The investment credit must be shared by partners in a partnership in the same ratio that they share in profits, or income, in the year an asset is put in service. At least one law firm worries that a shift in losses, due to an inadequate capital account, from the tax equity investor to the solar company during the first five years will cause unvested investment tax credits to be recaptured; this is not the majority view. Most solar projects do not earn a profit for tax purposes until sometime in year 4. The IRS may challenge the ratio in which investment tax credits were shared in year 1 if, by the time there is income, the ratio in which income is allocated has shifted; in that case, the income sharing ratio used in year 1 was illusory. Most tax counsel like to see at least a full year of income allocated at the year 1 ratio.
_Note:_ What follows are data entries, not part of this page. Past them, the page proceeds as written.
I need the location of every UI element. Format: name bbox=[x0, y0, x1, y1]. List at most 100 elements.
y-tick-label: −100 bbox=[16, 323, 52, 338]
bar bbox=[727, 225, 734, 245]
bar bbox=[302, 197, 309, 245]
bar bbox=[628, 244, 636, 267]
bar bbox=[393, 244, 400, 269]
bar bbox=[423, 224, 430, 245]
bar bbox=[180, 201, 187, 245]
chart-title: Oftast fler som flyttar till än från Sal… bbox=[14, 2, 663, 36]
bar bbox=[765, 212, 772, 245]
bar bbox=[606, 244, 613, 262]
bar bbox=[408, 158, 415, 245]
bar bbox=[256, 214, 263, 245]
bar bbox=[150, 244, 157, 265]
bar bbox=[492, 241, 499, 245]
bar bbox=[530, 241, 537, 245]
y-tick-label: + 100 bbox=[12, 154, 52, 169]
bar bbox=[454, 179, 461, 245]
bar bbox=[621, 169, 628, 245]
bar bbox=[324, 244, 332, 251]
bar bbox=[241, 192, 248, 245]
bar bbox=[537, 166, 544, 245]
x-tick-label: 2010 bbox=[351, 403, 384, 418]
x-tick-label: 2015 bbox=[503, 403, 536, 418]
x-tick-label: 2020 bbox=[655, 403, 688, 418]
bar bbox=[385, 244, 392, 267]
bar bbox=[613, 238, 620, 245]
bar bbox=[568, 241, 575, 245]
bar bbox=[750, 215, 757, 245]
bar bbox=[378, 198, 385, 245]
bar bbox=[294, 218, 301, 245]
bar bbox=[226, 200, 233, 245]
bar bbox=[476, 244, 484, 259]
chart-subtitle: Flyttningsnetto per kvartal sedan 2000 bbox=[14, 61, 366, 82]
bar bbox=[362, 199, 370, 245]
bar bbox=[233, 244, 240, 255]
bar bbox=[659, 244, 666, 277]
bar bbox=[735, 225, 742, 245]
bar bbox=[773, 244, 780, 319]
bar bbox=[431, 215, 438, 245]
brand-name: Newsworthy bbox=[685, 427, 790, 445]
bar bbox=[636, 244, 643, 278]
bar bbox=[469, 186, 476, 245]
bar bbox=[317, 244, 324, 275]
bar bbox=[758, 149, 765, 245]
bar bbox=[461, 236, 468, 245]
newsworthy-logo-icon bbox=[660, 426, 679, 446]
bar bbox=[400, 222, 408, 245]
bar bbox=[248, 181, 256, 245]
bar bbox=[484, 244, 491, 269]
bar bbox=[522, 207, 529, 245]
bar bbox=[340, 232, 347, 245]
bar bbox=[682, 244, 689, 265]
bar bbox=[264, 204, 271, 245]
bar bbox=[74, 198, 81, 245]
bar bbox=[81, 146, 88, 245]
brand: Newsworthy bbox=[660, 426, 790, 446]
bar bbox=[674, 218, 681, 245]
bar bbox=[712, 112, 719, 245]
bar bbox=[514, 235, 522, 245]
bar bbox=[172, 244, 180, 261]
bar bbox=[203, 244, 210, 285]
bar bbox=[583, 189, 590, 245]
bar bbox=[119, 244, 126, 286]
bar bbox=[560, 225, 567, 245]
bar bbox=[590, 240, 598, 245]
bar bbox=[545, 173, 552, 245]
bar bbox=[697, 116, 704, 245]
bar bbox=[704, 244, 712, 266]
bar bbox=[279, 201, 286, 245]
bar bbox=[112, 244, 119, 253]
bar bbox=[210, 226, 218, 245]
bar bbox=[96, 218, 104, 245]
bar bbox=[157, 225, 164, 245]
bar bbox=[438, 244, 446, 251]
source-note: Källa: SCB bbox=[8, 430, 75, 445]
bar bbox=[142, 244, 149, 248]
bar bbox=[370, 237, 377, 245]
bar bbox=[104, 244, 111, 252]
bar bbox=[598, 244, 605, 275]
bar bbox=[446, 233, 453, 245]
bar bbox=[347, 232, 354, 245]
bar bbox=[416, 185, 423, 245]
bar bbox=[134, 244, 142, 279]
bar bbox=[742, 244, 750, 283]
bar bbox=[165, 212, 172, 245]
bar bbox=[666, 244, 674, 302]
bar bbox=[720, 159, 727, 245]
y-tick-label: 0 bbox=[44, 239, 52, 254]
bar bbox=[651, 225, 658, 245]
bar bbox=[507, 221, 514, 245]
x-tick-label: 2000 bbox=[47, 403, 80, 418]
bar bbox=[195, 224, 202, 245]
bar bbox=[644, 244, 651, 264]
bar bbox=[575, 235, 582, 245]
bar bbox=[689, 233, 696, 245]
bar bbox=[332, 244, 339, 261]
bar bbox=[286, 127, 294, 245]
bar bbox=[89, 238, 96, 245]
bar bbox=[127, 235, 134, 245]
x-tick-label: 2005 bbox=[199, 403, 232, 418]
The asset basis used to calculate depreciation must be reduced by half the investment credit. In an inverted lease, since the lessee claims the credit but does not claim depreciation, it must report 50% of the credit as income ratably over five years. If the lessee is a partnership, then some tax equity investors use the income to increase the “outside basis” in their partnership interests and then claim a loss for the remaining outside basis when they withdraw from the partnership. The IRS does not believe this is appropriate. An IRS notice is expected in the fall. (For earlier coverage, see the May 2015 Project Finance NewsWire article Inverted Leases.)
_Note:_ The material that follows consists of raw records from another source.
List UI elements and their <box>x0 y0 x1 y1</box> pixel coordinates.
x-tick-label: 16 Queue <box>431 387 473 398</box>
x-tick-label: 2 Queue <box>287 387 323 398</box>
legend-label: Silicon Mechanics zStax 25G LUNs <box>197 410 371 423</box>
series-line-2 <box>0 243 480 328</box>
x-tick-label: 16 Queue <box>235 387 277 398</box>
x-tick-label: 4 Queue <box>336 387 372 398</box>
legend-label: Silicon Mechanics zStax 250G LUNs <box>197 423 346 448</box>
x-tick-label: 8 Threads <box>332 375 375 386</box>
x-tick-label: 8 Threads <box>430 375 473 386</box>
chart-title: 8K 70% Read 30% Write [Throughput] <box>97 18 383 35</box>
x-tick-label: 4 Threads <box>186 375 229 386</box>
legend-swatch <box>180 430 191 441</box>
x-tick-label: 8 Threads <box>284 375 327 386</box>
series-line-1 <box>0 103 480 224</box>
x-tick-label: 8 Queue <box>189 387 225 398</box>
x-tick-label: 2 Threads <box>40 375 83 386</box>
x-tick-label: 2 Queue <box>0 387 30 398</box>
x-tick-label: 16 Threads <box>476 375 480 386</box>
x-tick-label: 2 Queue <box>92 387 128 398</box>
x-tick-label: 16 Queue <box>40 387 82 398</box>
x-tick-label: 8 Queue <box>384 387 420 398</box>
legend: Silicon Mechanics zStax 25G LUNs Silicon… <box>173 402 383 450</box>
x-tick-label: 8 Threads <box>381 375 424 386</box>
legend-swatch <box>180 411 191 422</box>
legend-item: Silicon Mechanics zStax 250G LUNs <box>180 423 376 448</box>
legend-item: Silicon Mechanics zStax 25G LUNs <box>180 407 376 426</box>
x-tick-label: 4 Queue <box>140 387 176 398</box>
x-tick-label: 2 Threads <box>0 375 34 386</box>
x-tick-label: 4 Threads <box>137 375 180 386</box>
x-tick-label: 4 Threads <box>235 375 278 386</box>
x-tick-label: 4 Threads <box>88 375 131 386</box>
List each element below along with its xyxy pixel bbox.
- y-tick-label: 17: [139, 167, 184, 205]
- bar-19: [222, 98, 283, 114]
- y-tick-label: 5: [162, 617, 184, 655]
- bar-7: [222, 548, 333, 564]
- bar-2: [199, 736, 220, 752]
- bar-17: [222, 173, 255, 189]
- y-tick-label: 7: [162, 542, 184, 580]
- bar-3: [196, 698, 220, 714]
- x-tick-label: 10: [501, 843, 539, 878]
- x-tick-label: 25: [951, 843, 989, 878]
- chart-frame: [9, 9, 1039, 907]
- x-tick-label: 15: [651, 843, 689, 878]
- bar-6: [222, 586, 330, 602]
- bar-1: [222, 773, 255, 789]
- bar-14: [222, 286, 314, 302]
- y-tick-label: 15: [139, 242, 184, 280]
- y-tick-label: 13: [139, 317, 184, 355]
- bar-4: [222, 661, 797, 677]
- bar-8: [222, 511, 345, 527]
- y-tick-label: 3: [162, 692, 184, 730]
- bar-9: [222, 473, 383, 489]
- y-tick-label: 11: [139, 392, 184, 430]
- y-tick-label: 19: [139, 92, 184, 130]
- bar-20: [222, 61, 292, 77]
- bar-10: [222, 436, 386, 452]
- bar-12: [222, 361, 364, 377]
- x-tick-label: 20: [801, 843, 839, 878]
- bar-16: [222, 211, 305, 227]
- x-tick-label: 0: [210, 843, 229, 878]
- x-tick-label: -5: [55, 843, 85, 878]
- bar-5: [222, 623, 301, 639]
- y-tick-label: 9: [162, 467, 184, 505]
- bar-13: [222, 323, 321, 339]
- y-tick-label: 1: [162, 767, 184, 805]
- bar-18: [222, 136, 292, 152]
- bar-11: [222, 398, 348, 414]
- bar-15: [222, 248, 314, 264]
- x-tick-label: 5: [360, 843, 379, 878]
Solar companies are chafing at cash sweeps in partnership flip transactions. The tax equity investor may insist that any cash that would otherwise be distributed to the solar company should be diverted to the tax equity investor to cover any tax indemnities that have to be paid. Such a sweep will complicate raising back-levered debt against the sponsor share of cash flow. Cash flow to the sponsor could also be interrupted in a fixed-flip partnership if the tax equity investor exercises a right, after the flip, to withdraw from the partnership. The partnership would be required to use cash at that point to pay the investor a withdrawal amount. A solar company planning to add back-levered debt later should also anticipate, when negotiating with the tax equity investor over restrictions on transfers of partnership interests, that the lender will need the ability to foreclose on the sponsor partnership interest.
Solar companies sometimes approach inappropriate tax equity investors. It is very hard for individuals, S corporations and closely-held C corporations to act as tax equity investors. A closely-held C corporation is a regular corporation in which five or fewer individuals own more than half the stock. Such investors are limited by passive loss and at-risk rules that make it hard to use the tax benefits.
Partnerships that earn their revenue from generating electricity cannot disaggregate the elements that go into the calculation of net income or net loss and allocate them separately. For example, such a partnership would not be able to allocate depreciation in one ratio and income, net of depreciation, in another ratio. US tax rules require any partnership engaged in manufacturing to use the inventory method of accounting, meaning it can only allocate net income or net loss each year. Generating electricity is considered manufacturing for this purpose.
There is a move toward utility-scale merchant projects in some parts of the United States. Such projects can be financed only if there is a hedge to put a floor under the electricity price. US tax rules bar a partnership from claiming a net loss – due, for example, to tax depreciation – on a project where the electricity is sold by the partnership to an affiliate. The sponsor may be tempted to enter into a power contract where it buys and resells the electricity as a way of putting a floor under the electricity price. It would be better to enter into a hedge or swap where the sponsor does not take the electricity, at least during the period the partnership could have a net loss.